By Huw Jones
LONDON, Sept 2(Reuters) - Detailed analysis is needed before
the European Union can decide on long-term access for the London
Stock Exchange to clear euro denominated derivatives for
customers in the bloc, a European Central Bank official said on
Wednesday.
The LSE dominates euro derivatives clearing and EU
policymakers have called for the activity to be relocated to the
bloc given that Britain will no longer have to comply with EU
rules after Dec. 31 when a post-Brexit transition period ends.
The EU's executive, the European Commission, has said it
will grant Britain "time limited" clearing access from January
to allow the bloc to build up its own euro clearing capacity and
avoid disrupting markets.
Klaus Loeber, a senior supervisor at the ECB, was being
quizzed by members of the European Parliament on Wednesday about
his appointment as chair of a new EU clearing committee that
will advise the European Commission and directly supervise
foreign clearing houses serving the bloc.

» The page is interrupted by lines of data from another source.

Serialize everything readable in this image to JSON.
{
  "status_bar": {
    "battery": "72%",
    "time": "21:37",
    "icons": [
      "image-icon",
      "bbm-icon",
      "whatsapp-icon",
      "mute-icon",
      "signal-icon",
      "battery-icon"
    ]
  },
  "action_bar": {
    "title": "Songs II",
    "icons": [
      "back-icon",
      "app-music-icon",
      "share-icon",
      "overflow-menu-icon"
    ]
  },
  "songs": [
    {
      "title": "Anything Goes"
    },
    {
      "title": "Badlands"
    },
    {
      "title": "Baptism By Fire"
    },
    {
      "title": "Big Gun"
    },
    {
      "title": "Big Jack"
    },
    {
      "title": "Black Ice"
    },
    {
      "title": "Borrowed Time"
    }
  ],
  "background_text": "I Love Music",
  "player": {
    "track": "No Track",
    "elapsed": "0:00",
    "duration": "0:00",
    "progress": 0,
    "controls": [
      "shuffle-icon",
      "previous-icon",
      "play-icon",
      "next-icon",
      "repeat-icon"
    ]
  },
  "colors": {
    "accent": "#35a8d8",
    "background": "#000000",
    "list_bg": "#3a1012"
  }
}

There was a need to look closely at longer term
implications by taking into account the ability of EU firms to
access global markets without undue costs and the role of
sovereignty in EU markets, Loeber said.
"This requires analysis, very concretely of specific
products, services, to see where there is a significant interest
on the side of the EU to have a more direct influence."
The LSE has already moved clearing of euro repurchase
agreement or repo contracts from London to its Paris subsidiary,
but the clearing of over 90% of euro interest rate swaps remains
in London.
The EU has found itself in the "slightly unusual position"
of having a major financial centre close by that is outside the
euro zone and, from January, outside the direct influence of EU
law, Loeber said.
"What is key for me is that there is clear analysis for the
stability implications, both in regards to relocation and
non-relocation, and to balance this with a clear strategy and a
clearly communicated strategy," Loeber said.